La Mère Supérieure continue son examen, puis répond :

— Je pense que votre mari est atteint du “feu de Saint-Antoine”. J’espère pouvoir le guérir, mais le traitement qui lui a été prodigué jusque-là n’a fait que le précipiter vers la mort. Le médecin, qui se tient non loin de là, encaisse l’accusation, tout en murmurant :

— Sorcière ! Si je n’ai pu le sauver, personne ne le peut !

Hildegarde serre les lèvres, mais ne dit mot. Ce n’est pas la première fois qu’elle est attaquée ainsi. Elle s’approche d’une sœur et lui demande d’apporter quelques plantes fraîches : du millepertuis, de la camomille, des baies de sureau et des feuilles de mélisse.

Alors qu’on lui apporte les ingrédients, Hildegarde saisit un récipient en terre cuite, y verse de l’eau puis le confie à une novice :

— Faites chauffer cela jusqu’à ce que l’eau boue.

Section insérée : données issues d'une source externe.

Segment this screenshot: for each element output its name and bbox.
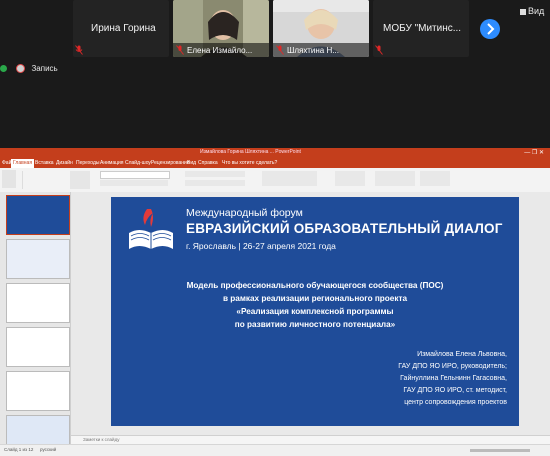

Pendant ce temps, elle écrase méticuleusement les plantes jusqu’à les réduire en poudre fine. La débutante revient avec le récipient et y verse la préparation, qu’elle remue ensuite avec une cuillère en bois. Après une vingtaine de minutes, elle recouvre le récipient d’un linge propre et verse la potion encore chaude dans un gobelet, filtrant ainsi les plantes à travers le tissu.

— Buvez ceci.

Elle s’adresse ensuite à l’épouse :

— Veillez à lui administrer cette infusion tout au long de la journée, pendant trois jours au moins. Je pense qu’alors, il commencera à aller mieux.

La femme, emplie d’espoir, cherche à comprendre :

— Pourrais-je savoir en quoi de simples plantes vont le guérir ?

Hildegarde sourit :

— Le millepertuis aide le corps et l’âme à se reposer, la camomille à améliorer la digestion et à favoriser le sommeil. Les feuilles de mélisse ont le pouvoir de redonner au malade son esprit et calme également les douleurs abdominales. Enfin, les baies de sureau permettent au corps de se vider naturellement et de rendre au sang toute sa pureté.

L’homme est confié aux soins attentionnés des sœurs. Hildegarde doit se hâter, elle est attendue à la Cathédrale pour prononcer ses prêches.

Durant trois jours, ses sermons attirent religieux et scientifiques, nobles et paysans. Exceptionnellement, les femmes sont admises seules dans l’enceinte religieuse. Alors qu’elle entame un chant sacré, une paysanne se jette à ses pieds. Elle la reconnaît :

— Vous avez sauvé mon mari ! Merci Ô Révérende Mère !

Hildegarde la relève doucement et l’accompagne jusqu’à un banc, un peu à l’écart du public.

— J’ai prié pour lui. Dieu et la médecine l’ont sauvé. Je n’ai été que son bras et sa tête.

Les murmures parcourent l’assemblée. Bientôt, chacun sait que la Mère Hildegarde a guéri un homme du feu de la Saint-Jean, une maladie dont peu peuvent en réchapper. Au départ une simple sœur, c’est désormais une sainte qui quitte la ville de Trêves.

De retour à Rupertsberg, Hildegarde continue son travail avec une nouvelle vigueur. Ses écrits, ses voyages, ses enseignements et ses guérisons ont forgé sa renommée comme l’une des plus grandes figures spirituelles de son époque.